A Right, PRMT5 expression as shown by qRT-PCR and western blot analysis in siRNA treated 5-8 F R cells. Left, the effects of PRMT5 downregulation on cell sensitivity to PTX as shown by colony formation assay. B Cell cytotoxicity assay of PTX. Cells were treated with different concentrations of PTX for 96 h. Cell viability was assessed using CellTiter-Glo reagent. Data are shown as means ± SD (n = 3). *P < 0.05; **P < 0.01. C Tumorsphere formation assay of shPRMT5 Tet-on 5-8 F R cells treated with Dox, with or without PTX. Representative images (left) and quantifications (right). Bars represent the means ± SD (n = 3).
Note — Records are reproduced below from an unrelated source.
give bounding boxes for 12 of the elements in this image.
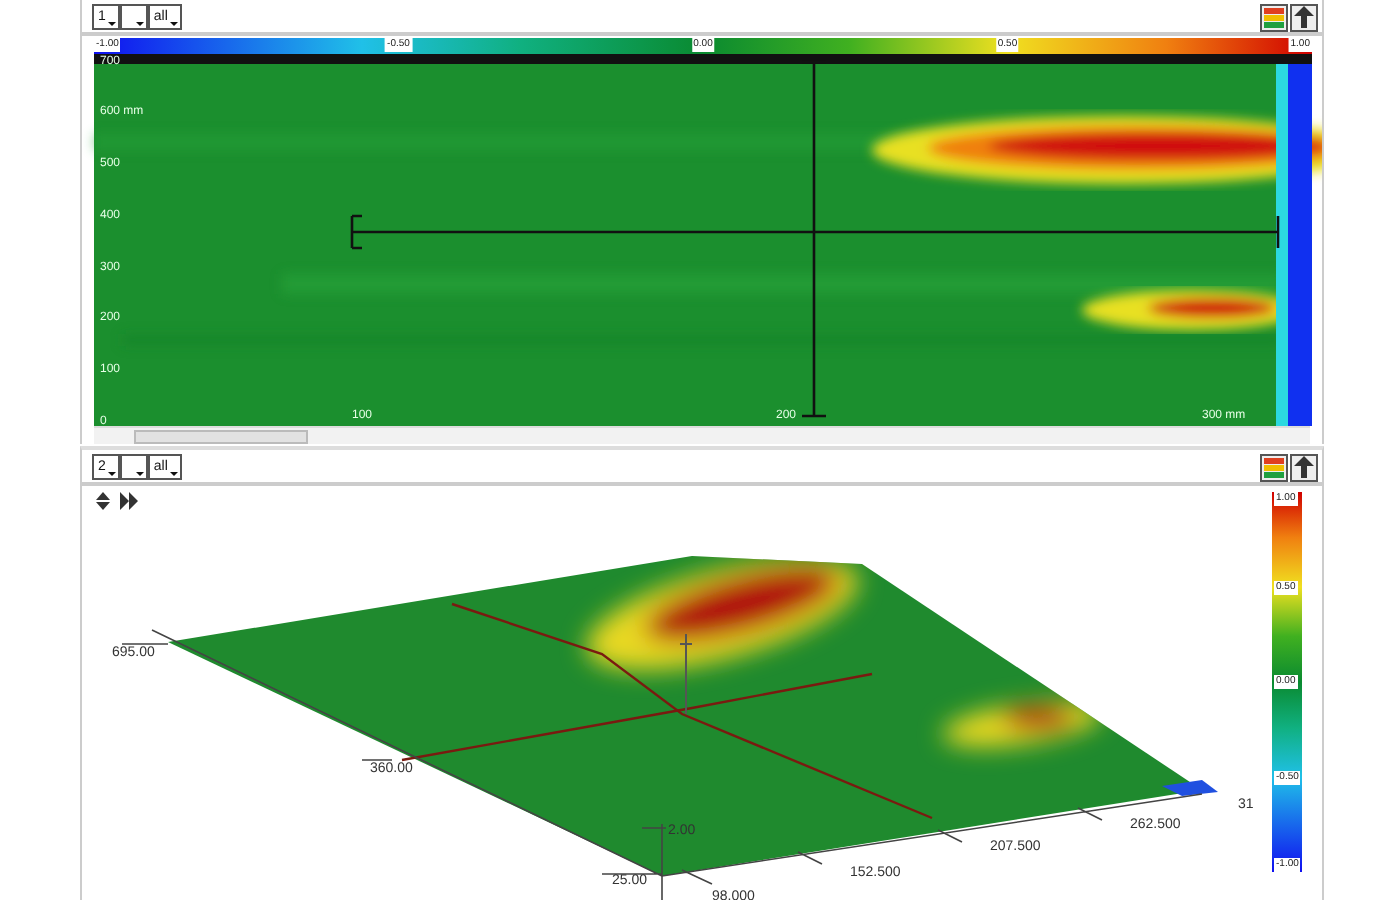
surface-dip [1162,780,1218,796]
dropdown-button[interactable] [119,4,148,30]
scrollbar-thumb[interactable] [134,430,308,444]
palette-button[interactable] [1260,3,1288,31]
palette-button[interactable] [1260,453,1288,481]
up-arrow-button[interactable] [1290,3,1318,31]
dropdown-button[interactable] [119,454,148,480]
cursor-marker [679,633,693,715]
rotate-icon[interactable] [94,492,112,510]
up-arrow-button[interactable] [1290,453,1318,481]
horizontal-scrollbar[interactable] [94,426,1310,444]
fast-forward-icon[interactable] [120,492,138,510]
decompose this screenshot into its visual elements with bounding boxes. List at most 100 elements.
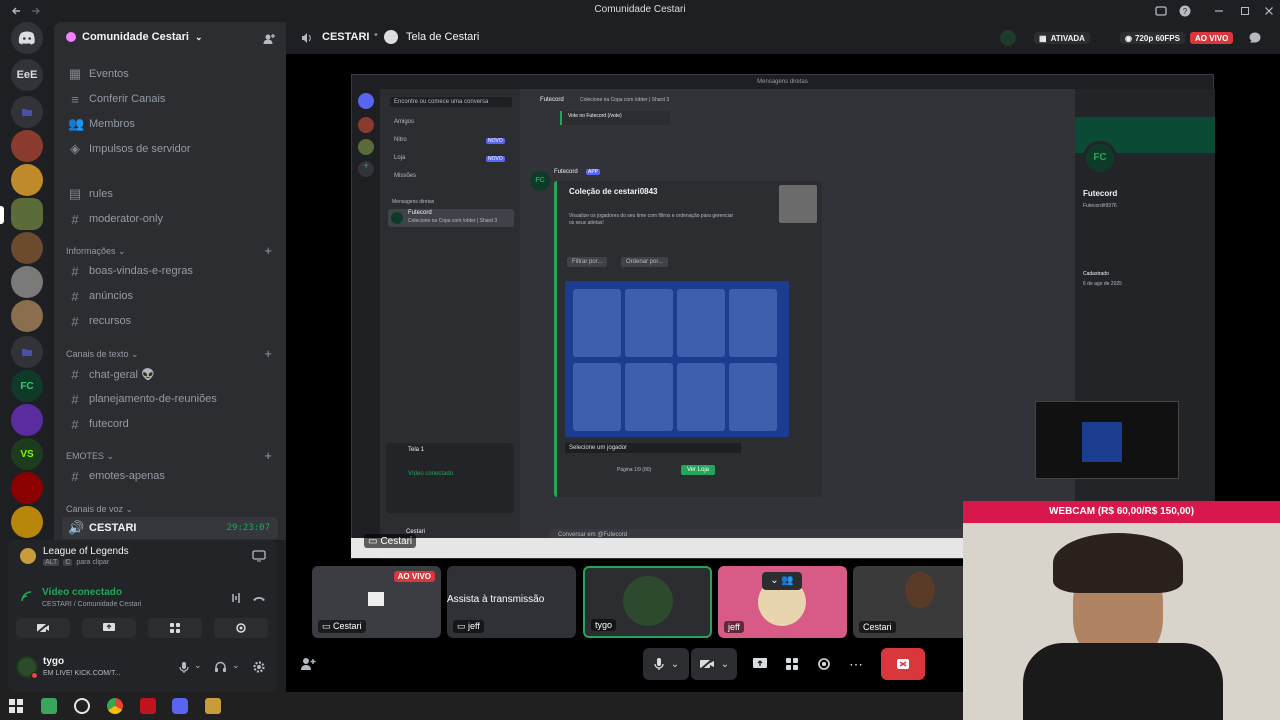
microphone-icon (654, 658, 664, 670)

Scale bars, 200 μm. *P < 0.05; **P < 0.01; ***P < 0.001. D Tumorsphere formation assay of 5–8 F P cells with PRMT5 overexpression with or without PTX treatment. Representative images (Left) and quantifications (Right). Bars represent the means ± SD (n = 3). Scar bars, 400 μm. *P < 0.05; **P < 0.01; ***P < 0.001. E IHC analysis of PRMT5 expression in 194 nasopharyngeal carcinoma samples from patients treated with chemotherapy. PRMT5 was detected in both the nucleus and cytosol. IHC scores were calculated by multiplying the scores for the proportion of positively stained tumor cells (1, <10%; 2, 0%–50%; 3, 50%–80%; 4, >80%) and staining intensity (0, no staining; 1, weak; 2, moderate; 3, strong) by each investigator, then averaged. IHC score > 8 was used to classify tumors with high PRMT5 expression and the rest were defined as low expression. Representative images are shown. Scale bar 10 μm. F The Kaplan–Meier survival analysis for progression-free survival and locoregional recurrence-free survival of 194 patients with nasopharyngeal carcinoma with different PRMT5 expression levels, as determined in D.